Immunization, Vaccines and Biologicals

Countries with high or intermediate endemic rates of meningococcal disease encouraged to introduce large scale vaccination programmes

Mother and child in Ouagadoudou

In a position paper, published in the Weekly Epidemiological Record today, WHO recommends that countries with high or intermediate endemic rates of meningococcal disease and countries with frequent epidemics introduce large scale vaccination programmes, using meningococcal conjugate vaccines. In these countries, the meningococcal vaccine may be administered through routine immunization programmes and supplementary immunization activities, for example during disease outbreaks.

In countries where meningococcal disease occurs less frequently, vaccination is recommended for defined risk groups such as children and young adults living in closed communities, for instance in boarding schools or military camps. Laboratory workers at risk of exposure to meningococci and travellers to high-endemic areas should also be vaccinated.

For all countries, knowledge of meningococcal disease burden is critical in ensuring that available vaccines are appropriately used. Countries considering the use of meningococcal vaccines should develop the surveillance systems to characterize meningococcal disease epidemiology. And continued surveillance should dictate the need and timing of repeat mass vaccination campaigns.
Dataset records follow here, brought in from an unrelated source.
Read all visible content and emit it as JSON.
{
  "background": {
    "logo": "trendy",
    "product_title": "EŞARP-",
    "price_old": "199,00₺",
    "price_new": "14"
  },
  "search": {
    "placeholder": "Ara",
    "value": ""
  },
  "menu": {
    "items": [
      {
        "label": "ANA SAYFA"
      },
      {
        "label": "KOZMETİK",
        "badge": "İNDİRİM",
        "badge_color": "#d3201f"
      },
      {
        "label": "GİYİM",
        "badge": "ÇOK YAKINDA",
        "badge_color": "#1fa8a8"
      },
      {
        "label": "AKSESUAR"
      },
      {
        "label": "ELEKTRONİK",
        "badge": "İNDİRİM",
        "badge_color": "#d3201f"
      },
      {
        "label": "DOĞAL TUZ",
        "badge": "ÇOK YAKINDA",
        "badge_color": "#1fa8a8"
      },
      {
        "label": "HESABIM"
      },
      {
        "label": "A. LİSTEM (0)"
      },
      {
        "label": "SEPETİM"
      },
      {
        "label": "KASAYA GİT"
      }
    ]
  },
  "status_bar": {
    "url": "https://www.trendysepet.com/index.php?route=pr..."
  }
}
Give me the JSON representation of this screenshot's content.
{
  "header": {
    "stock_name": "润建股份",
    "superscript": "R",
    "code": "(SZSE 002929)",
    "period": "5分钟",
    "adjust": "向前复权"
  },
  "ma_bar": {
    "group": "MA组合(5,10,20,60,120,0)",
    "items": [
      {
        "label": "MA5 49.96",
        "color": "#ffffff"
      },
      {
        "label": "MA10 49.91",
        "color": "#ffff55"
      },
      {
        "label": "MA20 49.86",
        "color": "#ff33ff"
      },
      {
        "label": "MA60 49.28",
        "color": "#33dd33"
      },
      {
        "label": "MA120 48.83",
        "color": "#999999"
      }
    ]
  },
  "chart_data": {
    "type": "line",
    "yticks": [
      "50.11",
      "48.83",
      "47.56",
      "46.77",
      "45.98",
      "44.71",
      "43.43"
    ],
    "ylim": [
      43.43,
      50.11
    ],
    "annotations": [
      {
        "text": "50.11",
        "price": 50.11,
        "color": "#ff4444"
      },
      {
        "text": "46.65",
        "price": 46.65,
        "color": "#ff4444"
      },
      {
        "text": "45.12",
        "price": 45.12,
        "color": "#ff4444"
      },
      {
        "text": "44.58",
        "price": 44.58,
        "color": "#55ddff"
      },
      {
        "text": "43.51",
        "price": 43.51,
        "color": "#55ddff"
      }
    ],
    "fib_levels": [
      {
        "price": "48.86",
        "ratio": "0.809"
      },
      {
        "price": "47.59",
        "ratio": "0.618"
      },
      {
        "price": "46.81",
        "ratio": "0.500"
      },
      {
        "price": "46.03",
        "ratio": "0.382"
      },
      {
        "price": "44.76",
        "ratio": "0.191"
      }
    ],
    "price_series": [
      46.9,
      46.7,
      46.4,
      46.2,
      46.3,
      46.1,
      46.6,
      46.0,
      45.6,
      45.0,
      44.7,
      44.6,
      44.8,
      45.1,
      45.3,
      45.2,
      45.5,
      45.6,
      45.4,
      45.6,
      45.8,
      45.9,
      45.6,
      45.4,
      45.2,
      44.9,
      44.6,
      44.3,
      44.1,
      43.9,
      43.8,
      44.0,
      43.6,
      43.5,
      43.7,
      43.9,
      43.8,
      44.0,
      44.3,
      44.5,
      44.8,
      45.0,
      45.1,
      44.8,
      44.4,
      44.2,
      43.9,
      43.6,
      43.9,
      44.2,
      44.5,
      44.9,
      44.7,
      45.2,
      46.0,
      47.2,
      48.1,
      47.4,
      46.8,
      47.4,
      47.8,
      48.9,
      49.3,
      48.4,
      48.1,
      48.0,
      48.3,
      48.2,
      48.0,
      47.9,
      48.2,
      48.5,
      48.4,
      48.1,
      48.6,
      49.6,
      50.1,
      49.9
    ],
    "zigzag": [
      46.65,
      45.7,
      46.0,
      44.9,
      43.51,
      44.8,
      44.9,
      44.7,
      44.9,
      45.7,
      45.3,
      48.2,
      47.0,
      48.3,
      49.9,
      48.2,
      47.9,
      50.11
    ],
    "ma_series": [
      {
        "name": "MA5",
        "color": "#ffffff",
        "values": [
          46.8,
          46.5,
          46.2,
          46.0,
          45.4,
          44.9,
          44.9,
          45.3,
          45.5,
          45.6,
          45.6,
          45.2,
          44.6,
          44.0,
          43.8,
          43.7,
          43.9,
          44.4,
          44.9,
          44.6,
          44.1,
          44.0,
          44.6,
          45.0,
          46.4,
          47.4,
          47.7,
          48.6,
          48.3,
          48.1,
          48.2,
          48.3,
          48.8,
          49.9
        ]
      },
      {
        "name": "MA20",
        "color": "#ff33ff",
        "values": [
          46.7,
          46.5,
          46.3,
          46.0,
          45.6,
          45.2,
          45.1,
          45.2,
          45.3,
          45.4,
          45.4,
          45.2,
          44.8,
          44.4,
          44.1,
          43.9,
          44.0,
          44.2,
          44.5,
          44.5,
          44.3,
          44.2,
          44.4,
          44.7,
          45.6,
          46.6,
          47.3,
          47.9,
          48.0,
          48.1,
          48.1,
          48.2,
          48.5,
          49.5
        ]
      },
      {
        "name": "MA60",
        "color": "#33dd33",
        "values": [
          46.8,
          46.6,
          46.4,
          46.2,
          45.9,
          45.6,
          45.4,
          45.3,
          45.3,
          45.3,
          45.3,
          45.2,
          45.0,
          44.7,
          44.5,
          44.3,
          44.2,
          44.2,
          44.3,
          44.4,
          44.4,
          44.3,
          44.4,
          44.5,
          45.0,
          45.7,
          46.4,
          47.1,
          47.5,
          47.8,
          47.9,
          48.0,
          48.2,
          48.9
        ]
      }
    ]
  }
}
Meningococcal meningitis is a bacterial form of meningitis, a serious infection of the meninges that affects the brain membrane. It can cause severe brain damage and fatality rates can be as high as 50% of cases if untreated. Several different bacteria can cause meningitis. Neisseria meningitidis is the one with the potential to cause large epidemics. Twelve serogroups of Neisseria meningitidis have been identified, six of which (A, B, C, X, Y and W135) can cause epidemics. Geographic distribution and epidemic capabilities differ according to the serogroup.

In Africa, major epidemics have been occurring over the past 100 years. Most of them have been attributed to serogroup A and occurred in the African "meningitis belt”, a large area that spans sub-Saharan Africa from Senegal in the west to Ethiopia in the east. In 1996 to 1997, the largest epidemic in history swept across the belt, causing over 250 000 cases, an estimated 25 000 deaths, and disability in 50 000 people. Large epidemics recur in the meningitis belt on a regular basis. Meningococcal polysaccharide vaccines used for epidemic response are not appropriate for preventive strategies.

In December 2010, the first meningococcal A conjugate vaccine to be developed specifically for countries in the African meningitis belt was introduced in Burkina Faso, Mali and Niger. Three additional countries ― Cameroon, Chad and Nigeria ― are introducing the vaccine in December 2011.